Cameroon's keeper was dropped after claiming they had 'no chance'
'I don't believe in miaracles,' said Francois Omam-Biyick
The forward then created one against Maradona and Co
With the 1990 FIFA World Cup just minutes from kicking off, this Cameroon supporter looks to be a lone figure. He would certainly have arrived at Milan’s gleaming, newly renovated San Siro in hope rather than expectation, knowing that his team – comprised largely of little-known journeymen – were about to face the world champions, and the great Diego Maradona.
Even Cameroon’s own players seemed to accept the outcome as a foregone conclusion, with striker Francois Omam-Biyick – one of several then plying his trade in France’s lower divisions – striking a downbeat pre-match tone. “The gap between the two teams is too big to breach,” he said. “I don’t believe in miracles.”

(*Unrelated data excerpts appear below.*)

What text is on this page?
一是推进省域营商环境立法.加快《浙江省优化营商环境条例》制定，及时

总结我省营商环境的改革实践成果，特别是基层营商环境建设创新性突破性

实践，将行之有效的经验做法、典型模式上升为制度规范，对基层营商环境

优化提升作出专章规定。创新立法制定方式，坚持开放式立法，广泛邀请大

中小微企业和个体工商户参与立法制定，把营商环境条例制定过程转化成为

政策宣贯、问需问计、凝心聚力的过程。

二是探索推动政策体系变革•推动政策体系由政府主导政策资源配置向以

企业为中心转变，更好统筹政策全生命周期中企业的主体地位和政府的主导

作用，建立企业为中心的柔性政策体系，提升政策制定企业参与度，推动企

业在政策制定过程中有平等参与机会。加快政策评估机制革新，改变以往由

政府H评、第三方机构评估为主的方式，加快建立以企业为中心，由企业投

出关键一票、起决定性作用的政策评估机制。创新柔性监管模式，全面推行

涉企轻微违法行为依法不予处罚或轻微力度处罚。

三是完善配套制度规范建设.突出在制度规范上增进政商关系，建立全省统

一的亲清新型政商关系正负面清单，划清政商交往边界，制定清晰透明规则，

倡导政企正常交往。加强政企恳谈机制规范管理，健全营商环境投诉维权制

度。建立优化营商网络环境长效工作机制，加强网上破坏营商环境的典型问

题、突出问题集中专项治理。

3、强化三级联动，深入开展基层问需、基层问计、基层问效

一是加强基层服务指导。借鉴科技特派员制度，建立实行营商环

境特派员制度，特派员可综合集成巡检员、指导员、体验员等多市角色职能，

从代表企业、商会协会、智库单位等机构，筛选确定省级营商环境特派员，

Goalkeeper Joseph-Antoine Bell had been gloomier still, and was dropped after claiming in a newspaper interview that his team had "no chance of coping with Argentina, or any other team" and would "go out in the first round without much glory".
Nothing, of course, could have been further from the truth. It would, in fact, be Omam-Biyik – the man who did not believe in miracles – who emerged as the Africans’ unlikely match-winner, while the flag-bearing supporter in this image proved not to be as isolated as he might have expected.
After all, while Argentina’s No10 was the player whom most had come to see, not all inside the San Siro had arrived ready to shower him with adulation. Maradona’s Napoli had, after all, just pipped AC Milan to the Scudetto, and he would reflect later that his presence resulted in “the whole stadium shouting for Cameroon”.
Argentina’s 1-0 defeat still ranks as one of the tournament’s greatest upsets, and was described by Carlos Bilardo as "the worst moment of my sporting career". Indeed, while the Albiceleste coach would go on to lead his side to another Final in Italy, he well remembers the consequences of losing that opening match to unfancied Cameroon. "Everyone called me to tell me what to do," Bilardo recalled. "I heard from the president (Carlos Menem), two former presidents and the opposition leader."
But while politicians and pundits grumbled about Bilardo’s team selection and the Cameroonians’ physical approach, Argentina’s star man proved gracious in defeat. "I don't think they had any intentions of beating us up to win the game," Maradona said. "I cannot argue and I cannot make excuses. If Cameroon won, it was because they were the best side."
Not that the Indomitable Lions were likely to become carried away by slaying such a formidable giant. “Don't take us for heroes,” defender Stephen Tataw said afterwards. “We are a little team with little means. I still don’t expect us to make the second round.”
Fortunately, Cameroon would keep on exceeding their own modest expectations, breaking new ground for Africa and winning neutrals’ hearts in the process. And while Omam-Biyik would never score another goal as important as the header that sunk Argentina in the San Siro, he hesitated when asked if it was the greatest moment of his career.
"It was one of them," he replied. "But the best 'moment', if I can stretch the definition of the word, was the whole of that wonderful time we spent in Italy.”